Refletir sobre os aspectos que envolvem a construção da escrita no processo de escolarização de uma criança sugere uma discussão sobre o espaço escolar letrado e a sua relação com o sujeito em constituição. Uma relação configurada com enlaces e nós, apresentados entre a pedagogia e a psicanálise, entre uma escrita que precisa ser escutada, e não somente lida e ensinada.
O saber escrever não está diretamente ligado à ação de juntar letras com explícita tradução. Uma criança escreve sempre. Suas pseudoescritas são escritas, traduzidas em discursos. Sua ligação com o lápis e o papel está permeada por muitas falas e explicações, e também por letras que são desenhos, ações, relações. Relações que são rabiscadas, amassadas, rasgadas, picotadas, apagadas, borradas, marcadas. Relações escritas na ausência de letras e na repetição delas ou de seu repertório desenhado.
Se, por um lado, há uma mãe que cuida com a palavra falada, na escola há uma professora que cuida com a palavra escrita. A criança sabe que existe um outro objetivo em seus desenhos e, em um processo natural de apropriação e amadurecimento, ela fará desenhos de letras.
A transição da escrita da criança do nível pictórico para o alfabético passa por momentos de desestruturação, e aquilo que era aceito não é mais. Desenhar não basta, escrever com letras é necessário. E vale agora escrever dentro da ordem já socialmente instituída, a ordem alfabética.
Na psicanálise, o "complexo de Édipo" sugere uma ordenação de letras, uma ordenação das figuras parentais, para que se possa ler, para que se possa relacionar-se. Dessa forma, o ato de escrever liga-se à estruturação psíquica. A criança se revela nas junções das letras e nos novos significados por ela criados. São novas possibilidades de ser, só que agora um pouco mais separada de sua mãe, compondo uma escrita com mais autoria, menos cópias e repetições.
Num primeiro momento, as fases que nomeiam o processo de aquisição de escrita de uma criança parecem indicar que não ser alfabética é ter um livre acesso ao inconsciente, onde qualquer traço vale, aonde a interdição não chegou afinal, todas as marcas deixadas no papel podem ser lidas... Colocar linhas gráficas em formas e transformá-las em letras é uma condição estruturante do psiquismo. O psiquismo é movido por um desejo de ser compreendido, e a escrita é uma de suas formas de expressão e de acesso a esse mundo cheio de letras embaralhadas.
O processo de subjetivação faz com que a criança aceite por um tempo o símbolo do outro como uma significação imposta, mas que, ao mesmo tempo, ela almeja. Ela incorpora os símbolos, porque passa a desejar o que o outro lhe oferece, já que supõe que a identificação com esse símbolo lhe dará a garantia de ser reconhecida, desejada e compreendida.

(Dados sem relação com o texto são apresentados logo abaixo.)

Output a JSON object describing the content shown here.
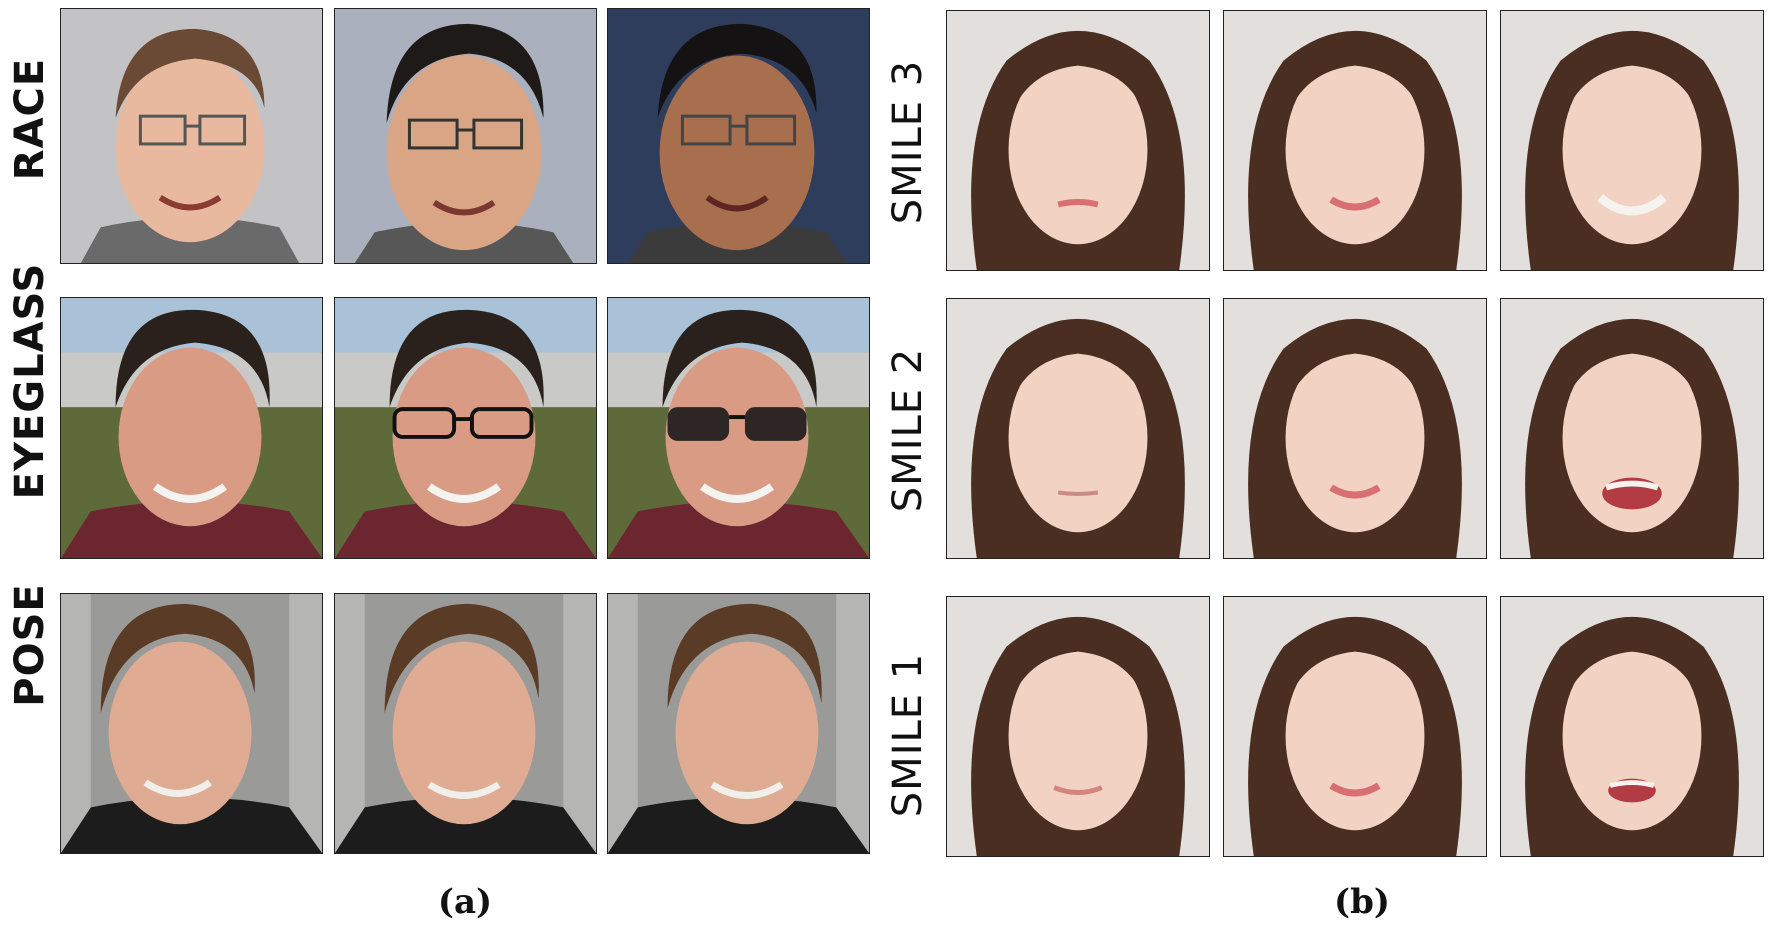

A escrita de criança e a sua relação com um sujeito em constituição, com um inconsciente que está aí presente nas marcas das escritas apagadas, devem permear as discussões de professores que estão cansados de utilizar o saber pedagógico para localizar em que hipótese de escrita as crianças estão (fases da escrita). Quanto mais escreve, quanto mais censurados seus erros ao escrever, parece que mais borrões a criança deixa no papel. Quanto mais se enfatiza a fase de escrita em que o aluno está, parece que menos se lê o que a criança escreve e em que tempo está sua vida, sua subjetivação. Ler frases ou fases? Folhas em branco ou muitos borrões?
Tornar-se uma criança com uma escrita alfabética, tendo o apoio de intervenções pedagógicas que dão espaço à interrupção da escrita, que observam letras omitidas, trocadas, evitadas, que transformam borrões em escritas passadas a limpo, parece ser o maior desafio.
Os professores marcados por uma reflexão mais profunda e sensível sobre as fases da escrita consideram a presença de um inconsciente pulsando nos textos gráficos de suas crianças e no que seus olhos e sua escuta de professor-sujeito conseguem traduzir. Sempre haverá escritas pertencentes a um outro campo, ao campo do desentendido. É nesse conflito de interpretações que as múltiplas possibilidades de construção e desconstrução sobre a compreensão do ato de aprender a escrever são estabelecidas, apontando um lugar diferenciado para a criança, um lugar de sujeito.
Danielle Barriquello, psicóloga com especialização em Psicanálise, é assessora educacional da Rede de Colégios do Grupo Marista.